I say, “You have to be in it. Are you in it?” and he says, “Yes.”
As we drive back home I feel hope again, like maybe we are coming through the fire. And then he casually mentions the woman from work. Her.
I say, “Was she there at the bar last night?”
“Yes.”
I don’t know if I can even tell you this next part. God I wish I had a glass of gin right now, but I said I would do this so here’s what happens next:
I say, “Is that where you stayed last night? Her place?”
He drives, staring straight ahead, and as flat as the road we’re on, he says,
“Yes.”
HERE’S WHAT I CAN TELL YOU
I can tell you this. When The Bomb first drops, it feels like the hand of God reaches down and pulls everything out of me — entrails, guts, what’s left of my heart, my breath, all sound. I am motionless, airless, frozen, everything has exploded and yet, I am in some kind of cryogenic state. Life is an instant blurry, swooping mess, like I’m underwater.

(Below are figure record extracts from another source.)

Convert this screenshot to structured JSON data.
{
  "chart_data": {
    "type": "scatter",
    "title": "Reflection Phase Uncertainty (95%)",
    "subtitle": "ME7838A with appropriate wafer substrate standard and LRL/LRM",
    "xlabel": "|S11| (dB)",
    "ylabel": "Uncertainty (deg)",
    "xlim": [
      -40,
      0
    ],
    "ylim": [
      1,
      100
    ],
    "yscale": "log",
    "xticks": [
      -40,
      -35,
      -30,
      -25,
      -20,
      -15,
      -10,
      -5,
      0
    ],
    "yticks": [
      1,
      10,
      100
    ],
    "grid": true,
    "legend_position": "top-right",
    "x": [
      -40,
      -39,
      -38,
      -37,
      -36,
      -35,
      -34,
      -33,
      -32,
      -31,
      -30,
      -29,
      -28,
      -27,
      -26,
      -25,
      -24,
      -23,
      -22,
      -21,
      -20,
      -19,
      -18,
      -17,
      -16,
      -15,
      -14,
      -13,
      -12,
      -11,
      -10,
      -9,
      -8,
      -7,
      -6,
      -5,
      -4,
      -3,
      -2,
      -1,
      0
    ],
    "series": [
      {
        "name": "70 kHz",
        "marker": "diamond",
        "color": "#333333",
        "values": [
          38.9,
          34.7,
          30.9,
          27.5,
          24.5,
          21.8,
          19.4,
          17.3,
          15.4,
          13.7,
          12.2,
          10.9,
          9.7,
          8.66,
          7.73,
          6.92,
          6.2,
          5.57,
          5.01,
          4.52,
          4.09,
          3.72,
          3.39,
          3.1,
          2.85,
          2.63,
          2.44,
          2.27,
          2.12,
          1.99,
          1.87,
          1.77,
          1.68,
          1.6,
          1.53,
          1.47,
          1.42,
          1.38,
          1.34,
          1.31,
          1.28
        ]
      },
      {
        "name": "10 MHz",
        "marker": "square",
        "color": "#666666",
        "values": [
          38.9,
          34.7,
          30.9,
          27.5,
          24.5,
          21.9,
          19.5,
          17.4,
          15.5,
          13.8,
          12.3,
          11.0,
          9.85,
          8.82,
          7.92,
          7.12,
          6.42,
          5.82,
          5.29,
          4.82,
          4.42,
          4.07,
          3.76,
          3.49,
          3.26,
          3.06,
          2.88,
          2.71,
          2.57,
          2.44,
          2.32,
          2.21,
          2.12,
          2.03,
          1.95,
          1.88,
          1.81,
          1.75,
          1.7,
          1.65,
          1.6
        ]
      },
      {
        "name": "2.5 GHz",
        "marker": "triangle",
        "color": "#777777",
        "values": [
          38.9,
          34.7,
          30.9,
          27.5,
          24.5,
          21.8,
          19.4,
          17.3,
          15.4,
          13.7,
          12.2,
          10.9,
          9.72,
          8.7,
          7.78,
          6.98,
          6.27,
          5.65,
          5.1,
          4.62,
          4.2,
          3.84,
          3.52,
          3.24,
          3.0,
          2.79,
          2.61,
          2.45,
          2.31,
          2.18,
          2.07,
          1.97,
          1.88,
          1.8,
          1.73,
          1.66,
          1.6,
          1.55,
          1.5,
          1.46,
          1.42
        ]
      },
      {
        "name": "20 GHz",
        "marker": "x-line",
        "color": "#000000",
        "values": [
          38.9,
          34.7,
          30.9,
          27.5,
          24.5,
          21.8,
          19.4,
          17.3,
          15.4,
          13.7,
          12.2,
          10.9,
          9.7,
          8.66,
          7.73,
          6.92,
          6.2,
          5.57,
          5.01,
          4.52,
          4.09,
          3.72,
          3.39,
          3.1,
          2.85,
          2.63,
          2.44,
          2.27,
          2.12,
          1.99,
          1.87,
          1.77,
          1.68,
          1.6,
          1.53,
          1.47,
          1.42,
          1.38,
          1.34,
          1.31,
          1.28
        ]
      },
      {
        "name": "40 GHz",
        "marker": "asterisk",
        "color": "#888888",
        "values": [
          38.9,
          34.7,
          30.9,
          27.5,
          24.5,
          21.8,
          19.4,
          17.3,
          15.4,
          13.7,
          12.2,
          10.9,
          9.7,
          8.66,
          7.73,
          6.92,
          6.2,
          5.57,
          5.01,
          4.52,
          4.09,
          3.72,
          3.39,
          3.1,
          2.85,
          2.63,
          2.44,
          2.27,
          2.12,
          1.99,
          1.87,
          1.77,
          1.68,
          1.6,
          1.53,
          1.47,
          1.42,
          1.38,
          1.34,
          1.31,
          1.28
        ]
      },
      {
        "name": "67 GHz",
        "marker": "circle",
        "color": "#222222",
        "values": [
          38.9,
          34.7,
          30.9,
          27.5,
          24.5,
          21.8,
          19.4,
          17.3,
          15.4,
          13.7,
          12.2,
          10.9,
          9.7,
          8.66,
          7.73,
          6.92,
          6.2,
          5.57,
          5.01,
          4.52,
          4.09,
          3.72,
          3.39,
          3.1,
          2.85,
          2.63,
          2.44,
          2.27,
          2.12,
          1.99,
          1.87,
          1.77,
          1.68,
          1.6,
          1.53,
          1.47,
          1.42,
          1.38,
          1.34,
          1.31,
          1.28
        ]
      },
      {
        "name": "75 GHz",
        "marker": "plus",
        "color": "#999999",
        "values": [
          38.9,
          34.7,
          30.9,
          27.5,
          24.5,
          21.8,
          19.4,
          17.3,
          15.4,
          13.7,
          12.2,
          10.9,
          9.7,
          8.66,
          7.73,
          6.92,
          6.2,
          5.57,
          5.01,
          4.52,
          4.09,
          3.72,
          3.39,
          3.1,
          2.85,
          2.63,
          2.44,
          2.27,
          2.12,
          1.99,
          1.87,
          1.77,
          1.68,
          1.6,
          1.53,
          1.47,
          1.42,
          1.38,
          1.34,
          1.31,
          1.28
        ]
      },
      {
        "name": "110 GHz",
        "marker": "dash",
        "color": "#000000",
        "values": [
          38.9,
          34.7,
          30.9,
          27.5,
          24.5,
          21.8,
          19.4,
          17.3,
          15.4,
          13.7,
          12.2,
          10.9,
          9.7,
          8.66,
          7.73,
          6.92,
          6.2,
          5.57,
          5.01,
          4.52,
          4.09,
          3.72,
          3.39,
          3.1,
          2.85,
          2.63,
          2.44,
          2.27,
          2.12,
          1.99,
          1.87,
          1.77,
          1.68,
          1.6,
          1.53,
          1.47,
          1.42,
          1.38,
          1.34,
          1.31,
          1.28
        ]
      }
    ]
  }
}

I open the car door and run out into the thick snow. We’ve pulled over to the side of the road, into the entrance of the cemetery where my grandmother is buried, and my uncle, and my cousin who died too young. The weirdness of this is not lost on me, even in the shock. It’s freezing out, my coat is open and I have no mitts or hat or scarf, but I just run and run to the cemetery gates. They’re locked.
I feel like throwing up into the snow. I can’t stop shaking, or crying, or screaming. Alternately I just stand there mute, thinking, it’s not true, it’s not true, this can’t be true. It is so unbelievably cold, the two of us like that, ankle deep in the snow, facing each other beside the massive iron cemetery gates, surrounded by tall twisty trees that sway in the wind, scratching the sky with their bare branches.